今の高度がどのくらいなのか分からないが、日本列島全体がはっきり見え始めた。もちろん日本列島は真っ暗だがところどころに明かりが見える。最後まで残ってインフラを維持している自衛隊の明かりだろう。それから大陸も視野に入ってきた。どこにも明かりは見えなかった。
20時間後にパサント彗星は地球に衝突する計算なので、パサント彗星までの距離は140万キロちょっとだ。
まずアイテムボックスへの収納を試し、ダメなら10万キロまでパサント彗星に接近して6角柱を撃ち込む作戦だ。
10万キロから直径10キロのパサント彗星の大きさは、100メートル先の直径1センチの円に相当する。そんなのを狙って単純に6角柱を撃ち出しても命中しないが、華ちゃんが狙う的の中心に向かって加速するよう加速魔法を改良してくれた。これで確実にパサント彗星に6角柱を命中させることができる。
希望号は秒速10キロまで加速する予定なので、相対速度30キロでパサント彗星に接近することになる。
これからパサント彗星の10万キロ手前である130万キロまでは130万÷30≒12時間かかる。
俺がもう少し速度を上げた方がいいんじゃないかと華ちゃんに言ったら、あまり速度が速いと彗星の中央を正確に狙う時間が短くなるので、この程度がちょうどいいと言われてしまった。そう言われればそんな気もする。
出発して15、6分したところで急に重力がなくなった。加速が終わったようだ。落っこちている感じがかなり不快だ。すかさずヒールポーションを飲もうとして蓋を開けたのだが液が流れ落ちてこないのでうまく飲めない。ストローをアイテムボックスの中から出して瓶に突っ込んで吸ったらうまく飲めた。飲み終わったら気持ち悪さがすぐに治ってしまった。華ちゃんは平気そうだったが、念のためストローを添えてヒールポーションを渡し飲ませておいた。

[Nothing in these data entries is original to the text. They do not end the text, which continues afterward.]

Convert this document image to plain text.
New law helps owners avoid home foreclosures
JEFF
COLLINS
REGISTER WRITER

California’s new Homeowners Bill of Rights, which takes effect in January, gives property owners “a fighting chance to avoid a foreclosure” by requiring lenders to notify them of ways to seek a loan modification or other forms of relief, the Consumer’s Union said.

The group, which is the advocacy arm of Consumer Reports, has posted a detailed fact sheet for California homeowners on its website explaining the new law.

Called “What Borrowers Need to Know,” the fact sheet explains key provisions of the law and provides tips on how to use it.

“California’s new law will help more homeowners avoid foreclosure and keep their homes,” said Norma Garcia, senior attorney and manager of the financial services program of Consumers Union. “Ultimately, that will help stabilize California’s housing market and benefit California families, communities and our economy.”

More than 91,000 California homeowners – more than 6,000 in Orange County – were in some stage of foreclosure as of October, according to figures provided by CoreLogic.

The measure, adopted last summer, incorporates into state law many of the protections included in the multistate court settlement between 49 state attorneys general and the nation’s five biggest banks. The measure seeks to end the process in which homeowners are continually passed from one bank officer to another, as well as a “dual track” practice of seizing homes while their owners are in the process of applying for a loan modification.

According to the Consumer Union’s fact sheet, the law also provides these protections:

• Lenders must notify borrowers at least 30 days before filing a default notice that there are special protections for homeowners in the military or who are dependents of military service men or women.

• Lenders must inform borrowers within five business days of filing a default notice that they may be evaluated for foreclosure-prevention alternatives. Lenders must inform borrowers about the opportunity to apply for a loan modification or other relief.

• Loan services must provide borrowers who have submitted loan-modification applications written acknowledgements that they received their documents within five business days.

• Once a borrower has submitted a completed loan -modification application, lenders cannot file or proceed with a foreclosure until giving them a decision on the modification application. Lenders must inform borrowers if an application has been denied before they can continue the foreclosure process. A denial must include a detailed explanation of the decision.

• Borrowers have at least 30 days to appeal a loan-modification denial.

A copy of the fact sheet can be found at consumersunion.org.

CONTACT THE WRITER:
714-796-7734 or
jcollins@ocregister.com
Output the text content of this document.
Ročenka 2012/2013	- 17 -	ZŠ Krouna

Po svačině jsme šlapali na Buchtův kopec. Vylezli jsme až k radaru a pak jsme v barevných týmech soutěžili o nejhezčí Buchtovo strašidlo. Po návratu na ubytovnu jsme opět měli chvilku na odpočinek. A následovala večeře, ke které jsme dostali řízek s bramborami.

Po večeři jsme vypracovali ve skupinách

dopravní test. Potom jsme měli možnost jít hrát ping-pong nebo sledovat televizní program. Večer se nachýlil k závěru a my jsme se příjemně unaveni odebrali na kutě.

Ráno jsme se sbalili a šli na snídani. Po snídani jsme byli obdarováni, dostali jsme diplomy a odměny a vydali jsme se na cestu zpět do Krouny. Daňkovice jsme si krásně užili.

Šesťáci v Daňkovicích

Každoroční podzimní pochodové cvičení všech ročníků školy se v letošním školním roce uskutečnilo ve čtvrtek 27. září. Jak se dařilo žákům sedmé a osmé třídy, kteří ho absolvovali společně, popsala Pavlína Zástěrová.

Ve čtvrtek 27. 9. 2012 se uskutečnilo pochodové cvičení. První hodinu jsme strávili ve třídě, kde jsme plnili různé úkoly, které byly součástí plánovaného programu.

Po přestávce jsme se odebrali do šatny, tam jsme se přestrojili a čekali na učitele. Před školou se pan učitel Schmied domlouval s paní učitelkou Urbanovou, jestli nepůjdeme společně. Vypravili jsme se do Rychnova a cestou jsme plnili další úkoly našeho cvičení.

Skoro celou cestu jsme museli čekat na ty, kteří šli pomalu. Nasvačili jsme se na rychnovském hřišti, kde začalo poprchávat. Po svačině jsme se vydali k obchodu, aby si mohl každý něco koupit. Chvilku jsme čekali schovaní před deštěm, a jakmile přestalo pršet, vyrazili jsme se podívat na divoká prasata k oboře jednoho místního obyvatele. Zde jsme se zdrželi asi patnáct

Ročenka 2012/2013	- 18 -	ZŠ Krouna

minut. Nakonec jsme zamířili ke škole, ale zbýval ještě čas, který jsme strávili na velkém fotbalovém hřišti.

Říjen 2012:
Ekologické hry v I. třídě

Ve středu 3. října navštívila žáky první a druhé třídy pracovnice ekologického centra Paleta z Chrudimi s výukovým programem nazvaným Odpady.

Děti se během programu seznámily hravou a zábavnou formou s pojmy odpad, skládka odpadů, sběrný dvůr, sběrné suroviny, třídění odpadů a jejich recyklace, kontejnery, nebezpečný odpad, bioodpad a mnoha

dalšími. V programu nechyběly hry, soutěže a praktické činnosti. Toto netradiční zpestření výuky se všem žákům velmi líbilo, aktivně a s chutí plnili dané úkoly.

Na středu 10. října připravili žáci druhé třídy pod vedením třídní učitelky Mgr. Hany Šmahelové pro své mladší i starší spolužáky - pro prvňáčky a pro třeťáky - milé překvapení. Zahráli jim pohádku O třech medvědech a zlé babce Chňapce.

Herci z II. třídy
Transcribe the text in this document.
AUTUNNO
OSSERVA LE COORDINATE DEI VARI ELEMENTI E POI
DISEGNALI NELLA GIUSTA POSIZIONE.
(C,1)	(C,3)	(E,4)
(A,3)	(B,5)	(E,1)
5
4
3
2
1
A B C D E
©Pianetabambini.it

「星がこんなにたくさん見えるなんて。ホントにロマンチック」
真実はどうであれ俺たちの頭上で輝いているのは『魔神のハンマー』だ。俺たちは今地球の命運をかけ『魔神のハンマー』を破壊する作戦の途上なのだが、華ちゃんは相当余裕があるようだ。とはいうものの、ヒールポーションのおかげで俺にも余裕が生まれてきた。
「12時間暇だなー。そうだ、コミック読んで暇つぶししよう。華ちゃんも読む?」
「わたしたちは今地球の運命を背負ったミッションの途中なのに、岩永さん余裕ですね」
「えっ?」
それはちょっと違うんじゃないか? と、思ったが言い返さなかった。